Having trouble reproducing the reported accuracy

allenai / XNOR-Net

ImageNet classification using binary Convolutional Neural Networks

https://xnor.ai/

Other

856 stars 239 forks source link

Having trouble reproducing the reported accuracy #2

Closed wishforgood closed 7 years ago

wishforgood commented 7 years ago

I ran the code with command th main.lua -data ./images -nGPU 2 -batchSize 512 -netType alexnet -binaryWeight -dropout 0.1 after changed the learning rate policy to be

1, 4, 1e-1, 5e-4,
5, 8, 1e-3, 5e-4,
9, 12, 1e-5, 0.
13, 16, 1e-7, 0

I tried to use this to get the same result for BWN(alexnet) as reported in the paper. However, the resulting top-1 train accurcy after the first epoch is 7.82%, far from reported. The top-5 training accuracy is 19.72%. Is there anything I missed?

mrastegari commented 7 years ago

Have you tried to load the pretrained model to check that if you can get the same accuracy? try with 1 GPU batchSize 128 with the default LR regime. epochNumber 10000. I have noticed some times multiGPU has problem in aggregating the gradients in the backward pass in different machines.

wishforgood commented 7 years ago

Thanks for your answer! Yes, I've checked the pretrained model and it works, I got the same accuracy. I've also tried 1 GPU with batchSize 128 with the default LR regime, the accuracy is increasing. I will train it further to get the accuracy curve, but is there any curve I can depend on? It would be better if I can check if the training is working in the early epoches of training.
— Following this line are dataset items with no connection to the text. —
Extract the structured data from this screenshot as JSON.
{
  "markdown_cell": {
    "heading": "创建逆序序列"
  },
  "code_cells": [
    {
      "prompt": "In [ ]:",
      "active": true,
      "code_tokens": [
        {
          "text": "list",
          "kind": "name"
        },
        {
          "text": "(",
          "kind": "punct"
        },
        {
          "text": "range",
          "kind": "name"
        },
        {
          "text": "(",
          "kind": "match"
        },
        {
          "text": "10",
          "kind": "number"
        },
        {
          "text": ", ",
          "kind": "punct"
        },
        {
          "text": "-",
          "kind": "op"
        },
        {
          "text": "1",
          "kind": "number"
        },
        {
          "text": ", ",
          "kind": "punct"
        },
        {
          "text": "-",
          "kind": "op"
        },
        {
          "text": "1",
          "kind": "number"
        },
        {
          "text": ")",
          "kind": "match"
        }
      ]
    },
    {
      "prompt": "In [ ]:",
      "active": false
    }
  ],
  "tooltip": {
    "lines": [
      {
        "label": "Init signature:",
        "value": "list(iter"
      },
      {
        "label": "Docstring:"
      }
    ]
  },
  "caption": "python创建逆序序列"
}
mrastegari commented 7 years ago

I will try to create the learning curve and share it.

wishforgood commented 7 years ago

OK, please inform me at that time.

mrastegari commented 7 years ago

please see the discussion here https://github.com/mrastegari/XNOR-Net/issues/3

wishforgood commented 7 years ago

OK, I will have a check, thanks very much!